Feeling like we should look around the area where we live, we took a road trip up to Pioche last week. It’s up in the mountains in central Nevada, and used to be a large silver mining community. This area of Nevada is accessed via the smaller back roads. We don’t have too many freeways in the state, the biggest is I-15, which runs from San Diego and the Mexican border all the way north to Canada. I-15 only intersects the lower right corner of Nevada, coming up from California, through Las Vegas, and turning north east up into Utah and on to Salt Lake City. The other big road is I-80, which is the interstate that runs from New York City all the way across the country to San Francisco. I-80 cuts across the state further north, mostly going through empty country and leaving on the west side through Reno and near to Lake Tahoe. Everything else in the state is two lane roads.
So we started up I-15 and after ten miles turned onto the state highway that heads north.
As you can see, most of the roads in the west are nice straight roads. After another hour of driving we were still on the same road headed in the same direction, with absolutely no cross roads, turnoffs or curves. Yes, still headed north.
After another hour the scenery has changed a bit, we were closer to those hills that were way off in the distance.
And then a half hour later came some excitement, a curve ahead.
This led to some more curves and a pass through a small canyon.
And off to the side of the road were a series of small lakes.
We stopped, mainly to walk around after several hours in the car with all of the varied scenery keeping us awake (yea, right). This is a state park that is home to many birds and is an important stopping point for migratory birds flying through between Canada and Mexico and South America. We were a little early for the migrations, but these waters fill up with geese and swan and ducks getting out of the cold north and moving to the warmer weather down south right around now. We do notice the migration in our back yard, not of the water fowl but we get a lot of hummingbirds that are traveling through. This adds to the stress of our local population, trying to keep guard on our feeders and keep the short time travelers away.
So after passing through the range of hills and continuing north guess what we were faced with? Yup, more straight road.
And after another hour, guess what?
More straight road, no curves, no side roads, very little traffic, and the same brush alongside. Yes, the hills look a little different, but we were all dozing off from the boredom. But this is the fun of road trips out west, the drive.
Eventually we drove through the town of Caliente, which was an important railroad city long ago and is now rather quiet, and arrived at Pioche.

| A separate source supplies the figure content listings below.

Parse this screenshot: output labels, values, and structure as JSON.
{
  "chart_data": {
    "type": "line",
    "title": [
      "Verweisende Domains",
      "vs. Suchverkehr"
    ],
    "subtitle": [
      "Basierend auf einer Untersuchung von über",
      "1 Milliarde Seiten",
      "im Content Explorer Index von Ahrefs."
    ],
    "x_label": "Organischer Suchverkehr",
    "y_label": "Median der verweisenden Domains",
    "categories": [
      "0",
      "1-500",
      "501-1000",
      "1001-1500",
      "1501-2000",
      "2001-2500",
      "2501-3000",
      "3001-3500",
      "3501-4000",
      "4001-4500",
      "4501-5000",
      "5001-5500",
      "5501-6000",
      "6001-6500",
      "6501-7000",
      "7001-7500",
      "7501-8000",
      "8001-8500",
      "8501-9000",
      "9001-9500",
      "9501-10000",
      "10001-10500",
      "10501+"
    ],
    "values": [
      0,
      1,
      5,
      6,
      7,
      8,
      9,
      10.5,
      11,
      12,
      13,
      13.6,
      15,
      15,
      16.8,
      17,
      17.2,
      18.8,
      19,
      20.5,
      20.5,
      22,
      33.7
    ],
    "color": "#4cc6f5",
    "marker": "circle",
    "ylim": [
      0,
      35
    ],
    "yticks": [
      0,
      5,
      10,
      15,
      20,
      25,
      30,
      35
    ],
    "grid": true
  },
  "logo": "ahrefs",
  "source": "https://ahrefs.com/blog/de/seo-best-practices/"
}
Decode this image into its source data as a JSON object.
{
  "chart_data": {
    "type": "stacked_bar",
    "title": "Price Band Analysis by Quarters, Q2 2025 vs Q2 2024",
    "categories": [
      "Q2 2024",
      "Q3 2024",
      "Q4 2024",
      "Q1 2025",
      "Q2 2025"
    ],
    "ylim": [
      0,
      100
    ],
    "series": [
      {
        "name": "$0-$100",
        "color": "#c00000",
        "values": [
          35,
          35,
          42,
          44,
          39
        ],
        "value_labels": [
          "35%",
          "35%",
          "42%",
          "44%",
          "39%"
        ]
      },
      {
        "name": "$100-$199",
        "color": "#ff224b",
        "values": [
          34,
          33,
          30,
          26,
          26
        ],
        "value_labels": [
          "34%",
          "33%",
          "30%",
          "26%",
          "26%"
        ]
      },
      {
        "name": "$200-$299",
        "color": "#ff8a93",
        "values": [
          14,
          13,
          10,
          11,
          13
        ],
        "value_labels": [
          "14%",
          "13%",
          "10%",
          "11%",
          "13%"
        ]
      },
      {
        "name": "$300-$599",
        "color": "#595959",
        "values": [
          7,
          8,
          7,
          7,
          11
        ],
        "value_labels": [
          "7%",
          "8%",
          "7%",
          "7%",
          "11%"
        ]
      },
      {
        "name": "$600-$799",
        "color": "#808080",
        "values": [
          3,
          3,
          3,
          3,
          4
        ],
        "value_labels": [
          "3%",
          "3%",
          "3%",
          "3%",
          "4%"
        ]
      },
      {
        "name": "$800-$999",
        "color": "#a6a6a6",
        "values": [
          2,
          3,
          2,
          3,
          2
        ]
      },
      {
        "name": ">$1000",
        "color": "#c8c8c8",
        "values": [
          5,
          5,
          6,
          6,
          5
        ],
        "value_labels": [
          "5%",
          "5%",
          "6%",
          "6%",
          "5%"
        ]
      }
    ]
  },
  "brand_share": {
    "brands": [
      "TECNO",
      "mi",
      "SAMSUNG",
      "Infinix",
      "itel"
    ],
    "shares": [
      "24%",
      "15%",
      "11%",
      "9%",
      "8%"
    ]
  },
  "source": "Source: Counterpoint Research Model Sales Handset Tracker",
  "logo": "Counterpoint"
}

We were so excited to get there that we walked around for a while, well, not for very long as main street is only a block long, they only have one place to eat, but there is a nice little museum that we wandered through. It talked mostly of the mining in the area, and how violent it was back in the 1880’s. Supposedly more people were killed in gun fights in Pioche than just about anywhere else in the west. Something like 75 people were buried in the local cemetery before anyone died of natural causes and were laid to rest. With all the excitement of arrival I ended up forgetting about the camera and not taking any photos of the town at all. Well, one picture would probably have gotten everything in anyway, but for now you can go to the Pioche web site and take a look for yourselves. Yes, poor reward for all of your reading at this point.
After burgers we headed south again. You’ve seen all of the northbound shots, the ride south was down the same road, with all of the same thrilling scenery. But it was a nice trip away, and we got to see the mining town that my wife had read about in some cowboy stories. No cows, just guys digging and drinking and shooting. It was about a 250 mile drive due north (about 400km), and I mean a straight drive. The photos above show all of the curves that we got to see, as well as all of the traffic we had to contend with (just the motor home headed the other way in the canyon). And then 250 miles back south.
Most of the trip was for the journey. The speed limit on back roads is 55mph, which is best kept to, so it probably took us four hours in each direction. Yes, we spent under an hour up in Pioche. But we got to see the lakes, and sagebrush, and bottlebrush, and hills and sky and sky and sky and . oh, yea, that's about it. And sit and talk. Fortunately our car had a place to plug in the Ipod. Radio stations? Cell phones? Out in the middle of nowhere?